One pressing question in the field of pediatrics is whether a dose-response relation is observed between hours of screen time and child outcomes. This study examined the association between hours of screen time (≤1 vs 2 vs ≥3 h/day) and children’s developmental and behavioral outcomes.
This study included data from 1994 mothers and children in Calgary, Canada, drawn from the All Our Families cohort. At 36 months, children’s screen time (h/day), behavior problems, developmental milestones, and vocabulary acquisition were assessed via maternal report. Socio-demographic factors and baseline levels of performance at 24 months were included as covariates.
Compared to ≤1 h/day (47%; n = 935), children using screens 2 h (36%; n = 725) or ≥3 h/day (17%; n = 333) had an increased likelihood of reported behavioral problems (adjusted odds ratio (AOR) 1.30-1.90), delayed achievement of developmental milestones (AOR 1.41-1.68), and poorer vocabulary acquisition (AOR 1.94).

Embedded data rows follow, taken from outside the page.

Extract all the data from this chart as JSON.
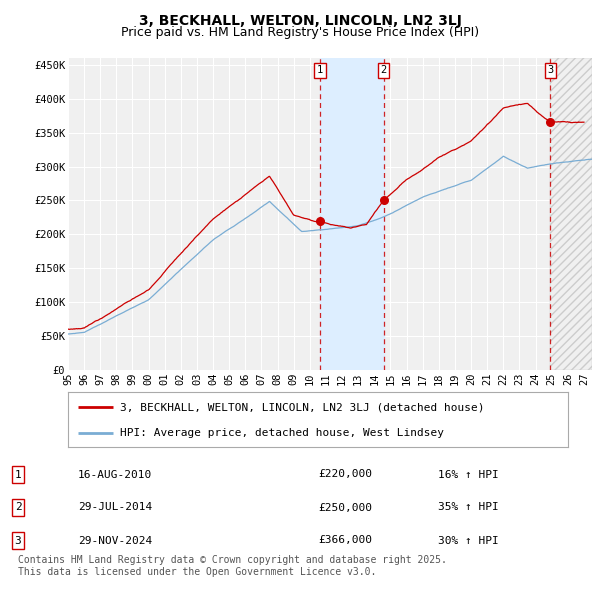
{
  "title": "3, BECKHALL, WELTON, LINCOLN, LN2 3LJ",
  "subtitle": "Price paid vs. HM Land Registry's House Price Index (HPI)",
  "ylabel_ticks": [
    "£0",
    "£50K",
    "£100K",
    "£150K",
    "£200K",
    "£250K",
    "£300K",
    "£350K",
    "£400K",
    "£450K"
  ],
  "ylabel_values": [
    0,
    50000,
    100000,
    150000,
    200000,
    250000,
    300000,
    350000,
    400000,
    450000
  ],
  "ylim": [
    0,
    460000
  ],
  "xlim_start": 1995.0,
  "xlim_end": 2027.5,
  "background_color": "#ffffff",
  "plot_bg_color": "#f0f0f0",
  "grid_color": "#ffffff",
  "sale_prices": [
    220000,
    250000,
    366000
  ],
  "sale_labels": [
    "1",
    "2",
    "3"
  ],
  "sale_hpi_pct": [
    "16%",
    "35%",
    "30%"
  ],
  "sale_date_labels": [
    "16-AUG-2010",
    "29-JUL-2014",
    "29-NOV-2024"
  ],
  "sale_date_nums": [
    2010.625,
    2014.577,
    2024.913
  ],
  "red_line_color": "#cc0000",
  "blue_line_color": "#7aadd4",
  "shaded_region_color": "#ddeeff",
  "dashed_line_color": "#cc0000",
  "legend_label_red": "3, BECKHALL, WELTON, LINCOLN, LN2 3LJ (detached house)",
  "legend_label_blue": "HPI: Average price, detached house, West Lindsey",
  "footer_text": "Contains HM Land Registry data © Crown copyright and database right 2025.\nThis data is licensed under the Open Government Licence v3.0.",
  "title_fontsize": 10,
  "subtitle_fontsize": 9,
  "tick_fontsize": 7.5,
  "legend_fontsize": 8,
  "footer_fontsize": 7,
  "table_fontsize": 8,
  "hatch_region_start": 2024.913,
  "hatch_region_end": 2027.5,
  "xtick_labels": [
    "95",
    "96",
    "97",
    "98",
    "99",
    "00",
    "01",
    "02",
    "03",
    "04",
    "05",
    "06",
    "07",
    "08",
    "09",
    "10",
    "11",
    "12",
    "13",
    "14",
    "15",
    "16",
    "17",
    "18",
    "19",
    "20",
    "21",
    "22",
    "23",
    "24",
    "25",
    "26",
    "27"
  ]
}
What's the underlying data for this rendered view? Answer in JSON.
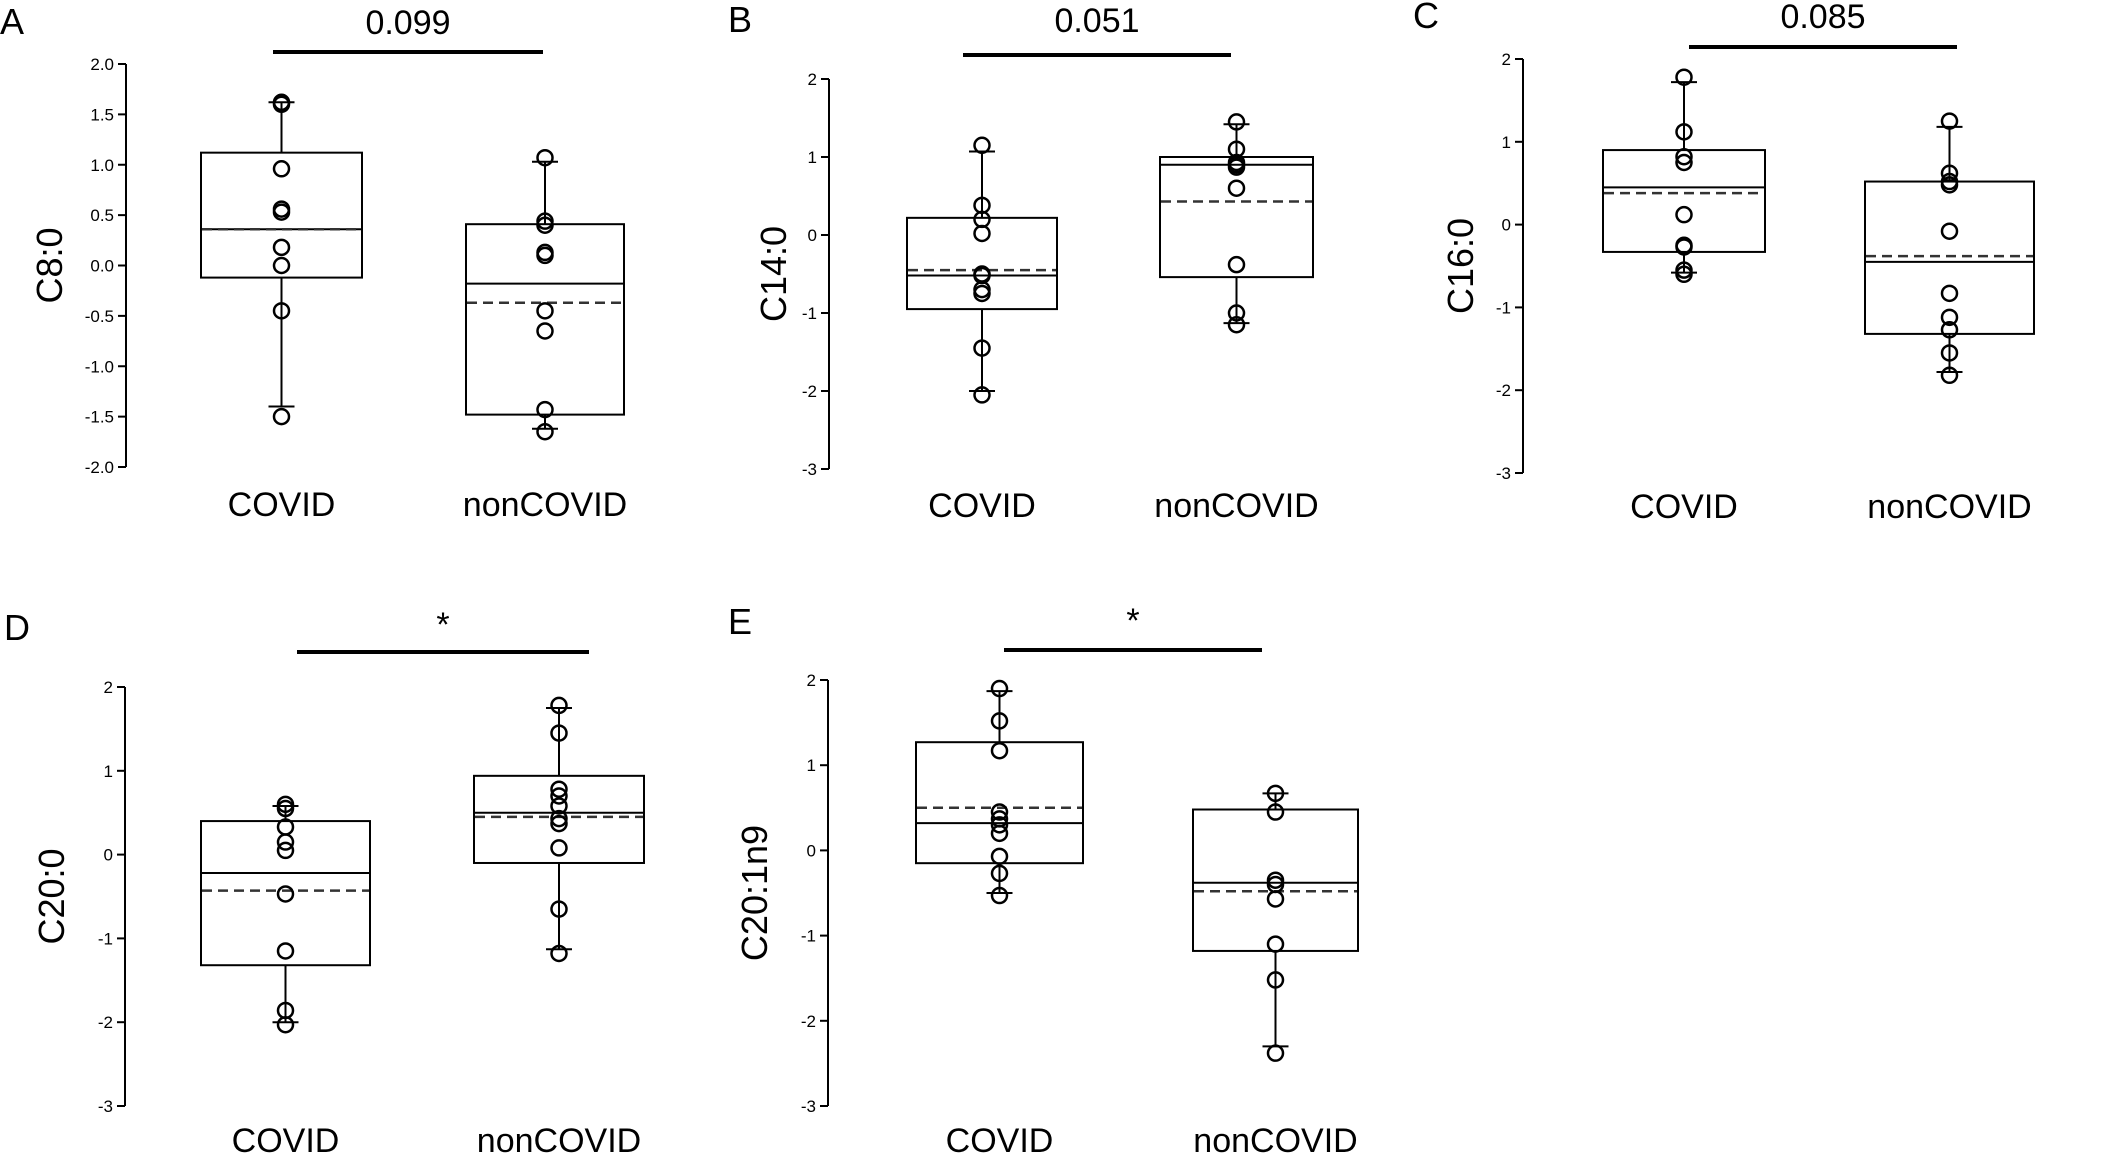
{
  "chart_data": [
    {
      "panel": "A",
      "type": "box",
      "ylabel": "C8:0",
      "categories": [
        "COVID",
        "nonCOVID"
      ],
      "ylim": [
        -2.0,
        2.0
      ],
      "yticks": [
        "2.0",
        "1.5",
        "1.0",
        "0.5",
        "0.0",
        "-0.5",
        "-1.0",
        "-1.5",
        "-2.0"
      ],
      "significance": "0.099",
      "groups": [
        {
          "name": "COVID",
          "whisker_low": -1.4,
          "q1": -0.12,
          "median": 0.36,
          "mean": 0.36,
          "q3": 1.12,
          "whisker_high": 1.62,
          "points": [
            1.62,
            1.6,
            0.96,
            0.56,
            0.53,
            0.18,
            0.0,
            -0.45,
            -1.5
          ]
        },
        {
          "name": "nonCOVID",
          "whisker_low": -1.62,
          "q1": -1.48,
          "median": -0.18,
          "mean": -0.37,
          "q3": 0.41,
          "whisker_high": 1.03,
          "points": [
            1.07,
            0.44,
            0.4,
            0.13,
            0.1,
            -0.45,
            -0.65,
            -1.43,
            -1.65
          ]
        }
      ]
    },
    {
      "panel": "B",
      "type": "box",
      "ylabel": "C14:0",
      "categories": [
        "COVID",
        "nonCOVID"
      ],
      "ylim": [
        -3,
        2
      ],
      "yticks": [
        "2",
        "1",
        "0",
        "-1",
        "-2",
        "-3"
      ],
      "significance": "0.051",
      "groups": [
        {
          "name": "COVID",
          "whisker_low": -2.0,
          "q1": -0.95,
          "median": -0.52,
          "mean": -0.45,
          "q3": 0.22,
          "whisker_high": 1.07,
          "points": [
            1.15,
            0.38,
            0.2,
            0.02,
            -0.5,
            -0.52,
            -0.7,
            -0.75,
            -1.45,
            -2.05
          ]
        },
        {
          "name": "nonCOVID",
          "whisker_low": -1.13,
          "q1": -0.54,
          "median": 0.9,
          "mean": 0.43,
          "q3": 1.0,
          "whisker_high": 1.42,
          "points": [
            1.45,
            1.1,
            0.93,
            0.9,
            0.87,
            0.6,
            -0.38,
            -1.0,
            -1.15
          ]
        }
      ]
    },
    {
      "panel": "C",
      "type": "box",
      "ylabel": "C16:0",
      "categories": [
        "COVID",
        "nonCOVID"
      ],
      "ylim": [
        -3,
        2
      ],
      "yticks": [
        "2",
        "1",
        "0",
        "-1",
        "-2",
        "-3"
      ],
      "significance": "0.085",
      "groups": [
        {
          "name": "COVID",
          "whisker_low": -0.58,
          "q1": -0.33,
          "median": 0.45,
          "mean": 0.38,
          "q3": 0.9,
          "whisker_high": 1.72,
          "points": [
            1.78,
            1.12,
            0.82,
            0.75,
            0.12,
            -0.25,
            -0.27,
            -0.55,
            -0.6
          ]
        },
        {
          "name": "nonCOVID",
          "whisker_low": -1.78,
          "q1": -1.32,
          "median": -0.45,
          "mean": -0.38,
          "q3": 0.52,
          "whisker_high": 1.18,
          "points": [
            1.25,
            0.62,
            0.52,
            0.48,
            -0.08,
            -0.83,
            -1.12,
            -1.27,
            -1.55,
            -1.82
          ]
        }
      ]
    },
    {
      "panel": "D",
      "type": "box",
      "ylabel": "C20:0",
      "categories": [
        "COVID",
        "nonCOVID"
      ],
      "ylim": [
        -3,
        2
      ],
      "yticks": [
        "2",
        "1",
        "0",
        "-1",
        "-2",
        "-3"
      ],
      "significance": "*",
      "groups": [
        {
          "name": "COVID",
          "whisker_low": -2.0,
          "q1": -1.32,
          "median": -0.22,
          "mean": -0.43,
          "q3": 0.4,
          "whisker_high": 0.58,
          "points": [
            0.6,
            0.55,
            0.33,
            0.15,
            0.05,
            -0.47,
            -1.15,
            -1.86,
            -2.03
          ]
        },
        {
          "name": "nonCOVID",
          "whisker_low": -1.13,
          "q1": -0.1,
          "median": 0.5,
          "mean": 0.45,
          "q3": 0.94,
          "whisker_high": 1.75,
          "points": [
            1.78,
            1.45,
            0.78,
            0.7,
            0.58,
            0.43,
            0.37,
            0.08,
            -0.65,
            -1.18
          ]
        }
      ]
    },
    {
      "panel": "E",
      "type": "box",
      "ylabel": "C20:1n9",
      "categories": [
        "COVID",
        "nonCOVID"
      ],
      "ylim": [
        -3,
        2
      ],
      "yticks": [
        "2",
        "1",
        "0",
        "-1",
        "-2",
        "-3"
      ],
      "significance": "*",
      "groups": [
        {
          "name": "COVID",
          "whisker_low": -0.5,
          "q1": -0.15,
          "median": 0.32,
          "mean": 0.5,
          "q3": 1.27,
          "whisker_high": 1.87,
          "points": [
            1.9,
            1.52,
            1.17,
            0.45,
            0.37,
            0.3,
            0.2,
            -0.07,
            -0.27,
            -0.53
          ]
        },
        {
          "name": "nonCOVID",
          "whisker_low": -2.3,
          "q1": -1.18,
          "median": -0.38,
          "mean": -0.48,
          "q3": 0.48,
          "whisker_high": 0.67,
          "points": [
            0.67,
            0.45,
            -0.35,
            -0.4,
            -0.57,
            -1.1,
            -1.52,
            -2.38
          ]
        }
      ]
    }
  ]
}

At 36 months, an association was observed between screen time and children’s developmental, language, and behavioral outcomes, suggesting that duration of screen time is associated with poor child development outcomes. Findings provide support for screen time guidelines and emphasize the need for childcare professionals to discuss screen time guidelines with families.
International guidelines recommend that preschoolers spend no more than 1 h/day viewing screens. Research is needed to determine if there is a relation between screen time levels and child developmental and behavioral outcomes. Compared to ≤1 h/day, children viewing screens 2 or ≥3 h/day had an increased likelihood of behavioral problems, delayed achievement of developmental milestones, and poorer vocabulary acquisition. Findings highlight the association between duration of screen time and factors of child development.